In Emily Dickinson’s poem, Love’s Baptism, the original poem—unedited by her friends—Emily says she chooses a crown. Emily’s poem of self-realization reminds us we are greatly influenced by those who come before us. She talks about being a baby girl, crowing, unaware except of the love that supports her. She reminds us that the infant has no choice in name—it will be her father’s, or the ritual, his, too—which will be hers as well. But as a child attempts to make her own way, she discovers how she is different. Maybe, like me, she doesn’t fit the mold of domesticity, characterized by dolls and needlework, like other women in her family. As a daughter brings herself to leave her family’s home, she realizes she is no longer ‘theirs.’ Born of them, she cannot belong to her parents or the past, but she leaves them affected by the experience…and as a half unconscious Queen.

Simply put, our ancestors and the way they lived their lives leaves a legacy in our path.
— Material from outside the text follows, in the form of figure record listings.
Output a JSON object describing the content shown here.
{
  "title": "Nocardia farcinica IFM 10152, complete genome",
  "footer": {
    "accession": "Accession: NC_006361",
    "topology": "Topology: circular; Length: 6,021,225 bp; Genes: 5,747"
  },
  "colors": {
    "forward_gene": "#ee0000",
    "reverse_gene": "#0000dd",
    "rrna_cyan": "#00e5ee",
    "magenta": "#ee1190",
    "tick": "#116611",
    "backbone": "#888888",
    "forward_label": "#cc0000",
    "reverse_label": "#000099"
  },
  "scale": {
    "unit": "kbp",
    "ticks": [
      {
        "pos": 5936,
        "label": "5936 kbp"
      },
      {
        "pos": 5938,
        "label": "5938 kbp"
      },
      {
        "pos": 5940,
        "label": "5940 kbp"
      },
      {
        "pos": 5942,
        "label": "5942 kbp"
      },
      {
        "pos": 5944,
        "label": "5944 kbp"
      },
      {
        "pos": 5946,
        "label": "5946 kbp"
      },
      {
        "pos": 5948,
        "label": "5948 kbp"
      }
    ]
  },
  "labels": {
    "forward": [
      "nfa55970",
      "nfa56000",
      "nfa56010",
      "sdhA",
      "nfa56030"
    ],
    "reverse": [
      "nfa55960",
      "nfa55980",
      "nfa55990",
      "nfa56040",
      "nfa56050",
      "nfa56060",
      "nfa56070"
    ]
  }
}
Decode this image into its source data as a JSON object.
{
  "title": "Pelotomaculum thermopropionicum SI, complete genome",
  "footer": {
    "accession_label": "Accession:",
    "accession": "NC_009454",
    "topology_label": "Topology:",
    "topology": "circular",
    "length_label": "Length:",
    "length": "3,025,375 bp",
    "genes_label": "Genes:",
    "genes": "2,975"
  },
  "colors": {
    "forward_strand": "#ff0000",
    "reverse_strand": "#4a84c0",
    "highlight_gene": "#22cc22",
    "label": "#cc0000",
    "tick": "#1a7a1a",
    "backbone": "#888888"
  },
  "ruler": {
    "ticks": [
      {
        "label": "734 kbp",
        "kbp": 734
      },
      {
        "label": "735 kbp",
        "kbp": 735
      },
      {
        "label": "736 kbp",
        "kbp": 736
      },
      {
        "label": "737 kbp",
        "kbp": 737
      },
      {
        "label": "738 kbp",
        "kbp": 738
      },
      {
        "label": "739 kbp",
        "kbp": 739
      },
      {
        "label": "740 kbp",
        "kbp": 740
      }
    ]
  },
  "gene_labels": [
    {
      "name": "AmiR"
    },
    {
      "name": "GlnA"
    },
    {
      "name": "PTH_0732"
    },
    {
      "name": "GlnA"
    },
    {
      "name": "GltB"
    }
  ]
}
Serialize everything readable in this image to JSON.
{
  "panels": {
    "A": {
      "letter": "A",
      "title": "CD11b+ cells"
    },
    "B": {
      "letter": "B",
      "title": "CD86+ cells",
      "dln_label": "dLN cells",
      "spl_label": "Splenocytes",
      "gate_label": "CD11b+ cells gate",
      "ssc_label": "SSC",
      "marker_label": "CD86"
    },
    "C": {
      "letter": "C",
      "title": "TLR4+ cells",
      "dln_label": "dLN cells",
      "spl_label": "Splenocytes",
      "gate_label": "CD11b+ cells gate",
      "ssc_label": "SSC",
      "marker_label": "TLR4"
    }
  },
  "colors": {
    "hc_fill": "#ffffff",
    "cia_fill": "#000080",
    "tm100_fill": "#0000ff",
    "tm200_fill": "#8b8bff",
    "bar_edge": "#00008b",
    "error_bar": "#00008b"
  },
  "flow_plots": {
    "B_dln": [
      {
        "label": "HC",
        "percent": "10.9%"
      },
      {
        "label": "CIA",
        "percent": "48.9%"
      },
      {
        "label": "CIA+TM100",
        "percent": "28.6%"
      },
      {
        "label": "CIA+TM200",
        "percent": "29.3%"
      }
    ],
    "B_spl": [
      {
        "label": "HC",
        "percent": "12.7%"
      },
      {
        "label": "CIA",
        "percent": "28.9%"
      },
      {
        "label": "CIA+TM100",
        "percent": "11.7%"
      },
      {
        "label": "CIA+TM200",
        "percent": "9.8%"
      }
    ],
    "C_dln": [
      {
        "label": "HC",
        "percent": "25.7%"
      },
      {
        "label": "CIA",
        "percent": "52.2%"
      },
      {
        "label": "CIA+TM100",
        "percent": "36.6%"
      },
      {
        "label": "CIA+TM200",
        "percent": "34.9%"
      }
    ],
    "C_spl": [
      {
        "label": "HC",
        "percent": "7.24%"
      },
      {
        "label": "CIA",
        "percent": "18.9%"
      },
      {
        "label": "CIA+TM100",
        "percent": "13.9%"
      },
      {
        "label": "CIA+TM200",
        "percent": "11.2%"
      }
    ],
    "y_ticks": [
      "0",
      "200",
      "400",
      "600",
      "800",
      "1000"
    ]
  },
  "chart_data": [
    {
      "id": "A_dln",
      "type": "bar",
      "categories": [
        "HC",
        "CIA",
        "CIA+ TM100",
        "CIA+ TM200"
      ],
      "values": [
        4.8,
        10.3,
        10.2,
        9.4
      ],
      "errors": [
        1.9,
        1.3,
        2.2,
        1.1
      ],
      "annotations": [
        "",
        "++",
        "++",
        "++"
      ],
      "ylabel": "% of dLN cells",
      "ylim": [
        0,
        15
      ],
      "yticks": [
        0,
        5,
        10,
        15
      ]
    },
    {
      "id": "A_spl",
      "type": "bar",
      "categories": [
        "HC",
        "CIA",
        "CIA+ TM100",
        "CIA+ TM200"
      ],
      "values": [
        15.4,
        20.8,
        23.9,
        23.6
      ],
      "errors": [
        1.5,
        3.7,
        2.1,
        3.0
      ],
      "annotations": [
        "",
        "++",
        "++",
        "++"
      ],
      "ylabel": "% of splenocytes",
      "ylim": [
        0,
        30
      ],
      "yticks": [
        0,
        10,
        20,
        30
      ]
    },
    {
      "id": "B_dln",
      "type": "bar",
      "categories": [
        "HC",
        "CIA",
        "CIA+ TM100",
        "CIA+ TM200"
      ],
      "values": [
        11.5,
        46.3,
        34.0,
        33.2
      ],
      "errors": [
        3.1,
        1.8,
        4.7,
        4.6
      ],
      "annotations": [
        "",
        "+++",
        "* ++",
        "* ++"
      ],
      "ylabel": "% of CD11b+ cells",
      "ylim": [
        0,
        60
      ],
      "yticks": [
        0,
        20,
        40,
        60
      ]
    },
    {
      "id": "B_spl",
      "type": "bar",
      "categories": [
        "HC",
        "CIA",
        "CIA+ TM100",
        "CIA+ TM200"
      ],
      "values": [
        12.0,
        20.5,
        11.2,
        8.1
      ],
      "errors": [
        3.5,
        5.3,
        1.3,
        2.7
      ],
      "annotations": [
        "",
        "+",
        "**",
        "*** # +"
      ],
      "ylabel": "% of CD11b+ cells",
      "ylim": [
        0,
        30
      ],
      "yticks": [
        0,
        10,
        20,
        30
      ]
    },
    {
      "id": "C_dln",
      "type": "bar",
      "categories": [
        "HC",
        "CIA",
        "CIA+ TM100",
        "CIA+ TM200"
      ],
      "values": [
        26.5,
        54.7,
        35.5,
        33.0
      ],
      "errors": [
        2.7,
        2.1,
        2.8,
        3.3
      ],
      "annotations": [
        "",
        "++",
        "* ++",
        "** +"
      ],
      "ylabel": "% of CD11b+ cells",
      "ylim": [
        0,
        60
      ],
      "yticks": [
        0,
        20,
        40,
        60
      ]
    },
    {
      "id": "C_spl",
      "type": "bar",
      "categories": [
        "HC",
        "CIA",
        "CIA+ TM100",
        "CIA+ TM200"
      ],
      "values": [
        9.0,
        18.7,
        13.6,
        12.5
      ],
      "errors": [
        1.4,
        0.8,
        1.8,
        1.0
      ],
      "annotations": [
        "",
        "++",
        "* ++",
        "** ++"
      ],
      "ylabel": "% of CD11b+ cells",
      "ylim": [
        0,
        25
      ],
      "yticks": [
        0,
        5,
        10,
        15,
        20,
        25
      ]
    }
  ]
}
In the poem, Emily tells us it’s when a woman chooses her own authority that she becomes something more than a half unconscious Queen.

Esther Hicks talks about our generational influence in another way, “But over time, with enough pressure from those who surrounded you who seemed convinced that their practiced way was more valid than your way (and, therefore, ultimately better), you gradually begin to release your determination to guide your own life.”

While writing Grab the Queen Power, I realized I had been wrong about so many things. The legacy that loomed large over me made me sad and frustrated, or so I thought. My idea of finding my “best life” meant running from all the jobs and responsibilities I labeled as wife work. I also encouraged others to do the same. If we were to find happiness and freedom, we had to run as fast and hard as we could away from all the drudgery.

Here’s where I strayed. I assumed ‘we’ all wanted the same things. And because I had been fleeing from all things domestic, I had not learned there were parts of the role I needed to incorporate into my life in order to find happiness and fulfillment.

And as all tales do, my story had an ending. I reached the place I always wanted to go and was miserable, absolutely miserable after arriving. When you are running from your legacy instead of moving towards what you want, you will end up somewhere other than the place you intended.

It took me awhile, but eventually I figured it out. I did have the choice to shape and mold my life to fit my needs—not the needs of those who came before me or the needs of other modern women I knew. It didn’t matter how they lived their lives. Finally, I could see the choice was mine and only mine to make.

And one day...with will to choose or regret…I chose to be a Queen.